New Delhi, Oct 9 (UNI) The ban on employment of children between 5 and 14 years of age in roadside dhabas, tea shops, restaurants and resorts as well as in homes as domestic servants takes effect from tomorrow but activists say the implementation plan is suspect.

Imposed under the Child Labour (Prohibition and Regulation) Act, 1986, the ban follows a three-month mandatory notice given to employers. Those employing children are now liable for prosecution and other penal action.

''This is a very important step taken by the government, which was due for a long time but the implementation part is not clear,'' said J John of the Campaign Against Child Labour (CACL), an umbrella organisation of NGOs working to end employment of children in any form of work.

Rights organisations have been fighting against exploitation of working children for several years taking up cases, sometimes even of bonded labour, in many hazardous and non-hazardous industries.

Child rights activists say it is not clear what the government is going to do to rehabilitate the children released from the prohibited sectors.

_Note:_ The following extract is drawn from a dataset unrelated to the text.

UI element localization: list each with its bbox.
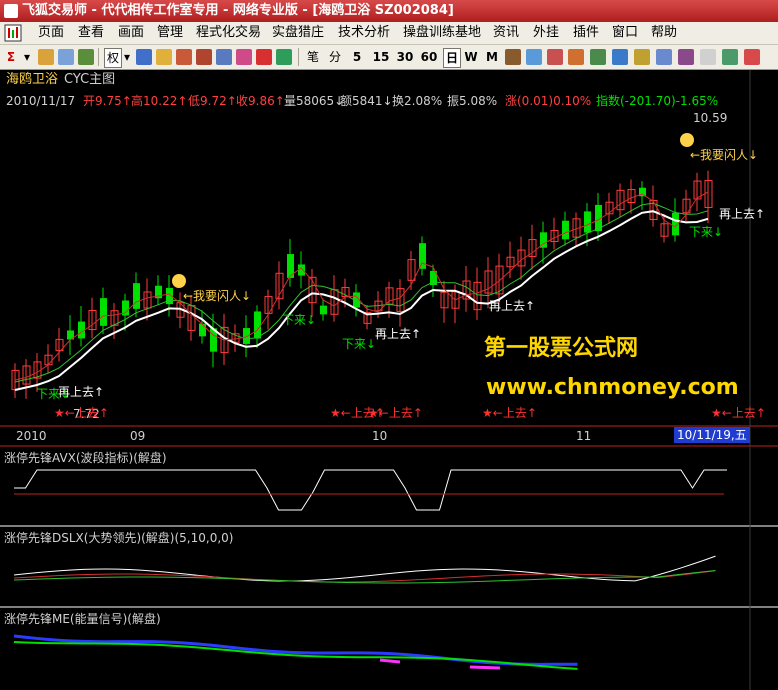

According to many activists, through the present notification, the government was ''regulating child labour in the non-hazardous sectors.

They say the government could face an uphill task in putting released children in schools run under the National Child Labour Programme because dhabas, hotels and resorts are scattered across the country without a proper concentration in any one place.

''It is easy to set up schools in Ludhiana for child labour released from its football manufacturing factories, in Tirupur's garment factories or the bangle industry in Uttar Pradesh,'' says Mr John.

According to him, the Labour Department in Delhi, which released around 580 children from sardosi embellishment work in garment factories in Salimpur, Ghonda and Welcome Colony in the capital, did not know where to take the children. ''In the absence of any machinery either to keep them or give them education, the Labour Department had to turn the children away after their release,'' says Mr John, who was involved in the campaign by the Bandhua Mukti Morcha two months ago. ''Probably, the children went back to their work,'' he adds.

According to National Family Health Survey statistics, states like Delhi, Kerala, Himachal Pradesh, Goa, Asom and West Bengal have the highest number of children engaged in ''household work''.

The Census 2001 figures say there are 185,000 children employed as domestic servants and another 71,000 in dhabas.

''There is no machinery to implement the ban. We must develop a system,'' says Subhash Bhatnagar of the Delhi-based Domestic Workers' Union.

Tribal domestic workers from Jharkhand will celebrate the ban tomorrow at a function organised by Mr Bhatnagar's organisation in the capital.

The Labour and Employment Ministry says the ban will act as a ''deterrence'' and also create awareness about the need to free children from work.

''The civil society has a bigger role to play in implementing the ban,'' says Ministry spokesman M L Dhar. ''Prominent NGOs have joined us in fighting child labour and so also are trade unions.'' The Labour Ministry has sought support from state governments in enforcing the ban. The Ministry, which wrote to all Chief Ministers and organised a meeting of Chief Secretaries and State Labour Secretaries, has also roped in central ministries like Women and Child Development, Rural Development, Tribal Welfare and Social Justice and Empowerment to help in the implementation phase.

A toll-free helpline (1098) will be active from tomorrow in 70 cities to receive distress calls about employing children in the banned sectors.